I’ve learned how reachable my goals are and committed myself to a defined short-term calling.  I’ve been pondering this whole goal-setting thing for awhile.  Some things I’ve wanted in life have been unobtainable, like the grade I wanted to get on Comps (epic 4 part, 8 essay, 7 day test) or getting into Yale as an undergraduate.  Not meeting these goals hasn’t done anything to to keep my mind from its task as a linear cartographer.  I set a path, and I see where I’m going.  Now, I’ll veer off that path if necessary, if I think God is leading me in another direction, or if I just fail, but that path gives me something to work toward.  To me, it’s like mental push-ups.  I hope to always have the courage to call the goals I’ve not met in my life failures, because that’s what they are.  But more importantly, I hope that I always have the strength of character to recognize that failure in meeting my trivial goals 1) by no means means my life is totally derailed 2) In no way changes my value as a person.  That comes from God and that doesn’t change.

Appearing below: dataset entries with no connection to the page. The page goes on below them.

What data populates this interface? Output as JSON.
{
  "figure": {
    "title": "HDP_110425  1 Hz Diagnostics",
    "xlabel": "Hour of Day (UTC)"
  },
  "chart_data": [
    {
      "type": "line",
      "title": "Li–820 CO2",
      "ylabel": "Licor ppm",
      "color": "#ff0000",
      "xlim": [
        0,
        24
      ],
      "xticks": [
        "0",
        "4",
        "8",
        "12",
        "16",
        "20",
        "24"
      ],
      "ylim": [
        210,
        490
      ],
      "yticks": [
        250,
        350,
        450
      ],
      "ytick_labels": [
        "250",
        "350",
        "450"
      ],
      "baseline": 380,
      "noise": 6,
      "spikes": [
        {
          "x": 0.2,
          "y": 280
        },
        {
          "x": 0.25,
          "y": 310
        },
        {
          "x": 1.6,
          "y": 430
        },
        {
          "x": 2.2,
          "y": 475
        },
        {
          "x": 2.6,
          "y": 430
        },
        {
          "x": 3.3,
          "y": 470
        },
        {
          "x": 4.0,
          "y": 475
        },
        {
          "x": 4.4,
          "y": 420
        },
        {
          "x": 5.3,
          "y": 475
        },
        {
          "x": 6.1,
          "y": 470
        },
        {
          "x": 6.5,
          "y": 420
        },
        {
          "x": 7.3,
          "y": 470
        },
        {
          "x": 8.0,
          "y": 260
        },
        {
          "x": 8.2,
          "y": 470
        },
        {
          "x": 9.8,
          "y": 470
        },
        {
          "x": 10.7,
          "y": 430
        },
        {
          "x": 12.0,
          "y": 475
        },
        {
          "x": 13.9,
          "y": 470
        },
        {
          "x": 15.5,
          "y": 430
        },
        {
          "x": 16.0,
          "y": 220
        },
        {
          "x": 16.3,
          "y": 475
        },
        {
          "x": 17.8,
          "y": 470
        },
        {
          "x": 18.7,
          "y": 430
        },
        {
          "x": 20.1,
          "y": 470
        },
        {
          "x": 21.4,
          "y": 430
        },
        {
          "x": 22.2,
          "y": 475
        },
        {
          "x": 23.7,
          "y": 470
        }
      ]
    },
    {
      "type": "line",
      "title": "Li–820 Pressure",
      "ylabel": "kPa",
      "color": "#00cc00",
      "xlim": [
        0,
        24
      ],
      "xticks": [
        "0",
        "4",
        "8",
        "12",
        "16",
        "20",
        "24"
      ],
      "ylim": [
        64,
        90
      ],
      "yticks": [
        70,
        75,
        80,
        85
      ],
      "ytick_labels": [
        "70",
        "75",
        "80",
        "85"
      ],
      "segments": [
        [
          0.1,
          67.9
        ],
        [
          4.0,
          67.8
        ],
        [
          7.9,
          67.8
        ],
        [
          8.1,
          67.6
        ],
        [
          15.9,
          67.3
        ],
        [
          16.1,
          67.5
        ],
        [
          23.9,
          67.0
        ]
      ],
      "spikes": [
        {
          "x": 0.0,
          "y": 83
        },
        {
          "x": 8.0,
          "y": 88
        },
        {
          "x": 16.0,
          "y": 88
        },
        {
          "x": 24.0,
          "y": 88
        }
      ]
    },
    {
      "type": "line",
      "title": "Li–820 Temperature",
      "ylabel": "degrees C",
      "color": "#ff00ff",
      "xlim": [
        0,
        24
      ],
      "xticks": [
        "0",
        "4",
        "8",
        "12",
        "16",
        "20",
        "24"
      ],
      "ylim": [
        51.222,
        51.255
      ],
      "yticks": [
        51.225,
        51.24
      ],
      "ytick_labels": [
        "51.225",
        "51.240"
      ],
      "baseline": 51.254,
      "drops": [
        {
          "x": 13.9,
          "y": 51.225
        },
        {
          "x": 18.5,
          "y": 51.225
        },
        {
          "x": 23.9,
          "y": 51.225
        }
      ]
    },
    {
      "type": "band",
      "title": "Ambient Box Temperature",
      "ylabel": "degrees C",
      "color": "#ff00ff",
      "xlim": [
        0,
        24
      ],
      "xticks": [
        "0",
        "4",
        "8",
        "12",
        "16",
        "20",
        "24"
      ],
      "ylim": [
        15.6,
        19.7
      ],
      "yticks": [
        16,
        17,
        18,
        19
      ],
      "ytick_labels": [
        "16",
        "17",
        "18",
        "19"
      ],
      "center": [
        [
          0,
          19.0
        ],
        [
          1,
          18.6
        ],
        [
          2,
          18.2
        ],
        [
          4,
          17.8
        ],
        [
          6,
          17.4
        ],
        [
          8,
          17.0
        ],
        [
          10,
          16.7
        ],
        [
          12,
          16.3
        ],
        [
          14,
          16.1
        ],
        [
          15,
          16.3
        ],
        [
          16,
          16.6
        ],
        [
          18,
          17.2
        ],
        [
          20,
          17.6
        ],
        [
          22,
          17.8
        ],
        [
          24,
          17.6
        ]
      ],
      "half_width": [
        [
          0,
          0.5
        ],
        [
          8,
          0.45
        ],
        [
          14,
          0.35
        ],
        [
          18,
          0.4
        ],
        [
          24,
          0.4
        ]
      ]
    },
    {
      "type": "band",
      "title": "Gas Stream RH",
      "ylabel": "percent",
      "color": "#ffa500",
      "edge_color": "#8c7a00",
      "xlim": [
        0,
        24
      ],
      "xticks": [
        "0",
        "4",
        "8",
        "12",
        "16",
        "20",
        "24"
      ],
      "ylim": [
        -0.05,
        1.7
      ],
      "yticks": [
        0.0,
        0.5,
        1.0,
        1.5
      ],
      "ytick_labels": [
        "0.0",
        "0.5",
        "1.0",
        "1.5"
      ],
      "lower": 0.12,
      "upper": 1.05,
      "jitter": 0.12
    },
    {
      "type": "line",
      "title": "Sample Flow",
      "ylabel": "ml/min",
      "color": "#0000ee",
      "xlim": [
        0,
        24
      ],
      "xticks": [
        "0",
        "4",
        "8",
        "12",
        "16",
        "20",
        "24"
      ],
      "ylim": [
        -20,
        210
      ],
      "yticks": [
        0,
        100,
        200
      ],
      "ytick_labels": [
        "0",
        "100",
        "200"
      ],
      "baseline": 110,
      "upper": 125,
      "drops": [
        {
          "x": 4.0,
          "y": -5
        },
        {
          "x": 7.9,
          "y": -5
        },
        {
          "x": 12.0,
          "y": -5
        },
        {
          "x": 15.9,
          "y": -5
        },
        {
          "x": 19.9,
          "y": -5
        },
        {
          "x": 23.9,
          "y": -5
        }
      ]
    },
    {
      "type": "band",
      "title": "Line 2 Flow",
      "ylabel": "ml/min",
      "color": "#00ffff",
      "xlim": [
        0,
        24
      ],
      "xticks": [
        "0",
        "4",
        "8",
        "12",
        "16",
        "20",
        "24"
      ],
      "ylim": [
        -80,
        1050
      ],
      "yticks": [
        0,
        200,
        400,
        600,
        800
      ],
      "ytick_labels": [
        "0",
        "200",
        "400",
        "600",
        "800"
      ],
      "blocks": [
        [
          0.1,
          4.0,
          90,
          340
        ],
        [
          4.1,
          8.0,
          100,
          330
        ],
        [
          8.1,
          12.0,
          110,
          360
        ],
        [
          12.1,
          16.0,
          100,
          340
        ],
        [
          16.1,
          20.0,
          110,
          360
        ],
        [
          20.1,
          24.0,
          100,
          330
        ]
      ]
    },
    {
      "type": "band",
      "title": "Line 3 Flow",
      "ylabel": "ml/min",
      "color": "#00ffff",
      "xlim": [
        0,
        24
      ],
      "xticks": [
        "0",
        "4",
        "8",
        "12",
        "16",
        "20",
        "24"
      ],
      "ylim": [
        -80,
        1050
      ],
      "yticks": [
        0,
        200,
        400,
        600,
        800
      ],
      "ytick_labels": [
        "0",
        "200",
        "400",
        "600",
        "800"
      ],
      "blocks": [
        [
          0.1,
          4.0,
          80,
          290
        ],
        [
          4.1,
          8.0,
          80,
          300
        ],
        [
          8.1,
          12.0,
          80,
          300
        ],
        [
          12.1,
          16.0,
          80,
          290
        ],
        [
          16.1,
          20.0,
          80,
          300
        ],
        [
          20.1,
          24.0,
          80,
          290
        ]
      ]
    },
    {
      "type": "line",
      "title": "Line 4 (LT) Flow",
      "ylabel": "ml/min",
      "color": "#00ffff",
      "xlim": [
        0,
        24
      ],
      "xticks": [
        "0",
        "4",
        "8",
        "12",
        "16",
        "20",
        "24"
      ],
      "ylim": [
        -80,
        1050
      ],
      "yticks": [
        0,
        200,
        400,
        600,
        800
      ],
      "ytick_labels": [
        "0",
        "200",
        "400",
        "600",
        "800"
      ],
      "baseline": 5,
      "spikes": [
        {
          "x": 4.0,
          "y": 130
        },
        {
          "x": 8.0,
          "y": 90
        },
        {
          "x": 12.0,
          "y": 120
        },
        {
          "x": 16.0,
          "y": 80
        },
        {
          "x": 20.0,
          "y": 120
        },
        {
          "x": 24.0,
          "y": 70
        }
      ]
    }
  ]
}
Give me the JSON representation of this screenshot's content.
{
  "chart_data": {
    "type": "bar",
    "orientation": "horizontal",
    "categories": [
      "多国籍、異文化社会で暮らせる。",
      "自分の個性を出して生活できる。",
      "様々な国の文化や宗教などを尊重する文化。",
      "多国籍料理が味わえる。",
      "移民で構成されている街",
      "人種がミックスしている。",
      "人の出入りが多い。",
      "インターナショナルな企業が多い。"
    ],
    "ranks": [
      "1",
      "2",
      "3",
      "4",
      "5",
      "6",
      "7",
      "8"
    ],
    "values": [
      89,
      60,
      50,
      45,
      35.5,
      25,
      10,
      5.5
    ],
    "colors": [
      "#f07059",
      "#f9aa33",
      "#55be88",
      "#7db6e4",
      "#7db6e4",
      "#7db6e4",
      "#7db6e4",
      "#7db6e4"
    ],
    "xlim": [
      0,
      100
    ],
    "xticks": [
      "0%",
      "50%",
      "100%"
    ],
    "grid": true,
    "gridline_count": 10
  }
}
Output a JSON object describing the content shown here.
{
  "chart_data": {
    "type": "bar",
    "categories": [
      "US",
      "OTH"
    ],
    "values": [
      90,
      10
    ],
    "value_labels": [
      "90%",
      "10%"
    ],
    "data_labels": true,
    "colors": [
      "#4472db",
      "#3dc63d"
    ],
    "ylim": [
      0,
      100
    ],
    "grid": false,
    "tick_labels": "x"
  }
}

So, with that in mind (failures and all) I’ve been awestruck by realizing how accomplishable certain goals I have for my life are.  I had the pleasure of being seated next to Chris Long, CEO of ISI, at dinner last week.  We had a great chat, but what was impressed on me the most was that I actually knew the people he was talking about — personally.  The world of American conservatism really isn’t unreachable.  I don’t know exactly where I’ll end up or what I’ll be doing (other than the fact that I am definitely going to law school), but I have some general ideas and realizing that this world that I’ve spend my whole life looking up to really isn’t that far away really means a lot.

My friend at dinner a couple nights ago, pointed out that I am an initiator.  Perhaps I should have been aware of that, in fact, I can think of friends who would smile at the obviousness of such a statement.  But I had never thought to describe myself as an “initiator.”  “Leader”, occasional “risk-taker”, “friend-seeker,” sure, but “initiator”, that’s a new adjective.

I guess initiator implies that I’ll soon be running head first into a fair number of big mistakes in the future, like those that lead me to grow in all the ways I have in the last year.  But at least it also implies that if I’m open to something, or maybe more importantly, if I’m open to creating something, good things will come.  At least that’s what I’m hoping for.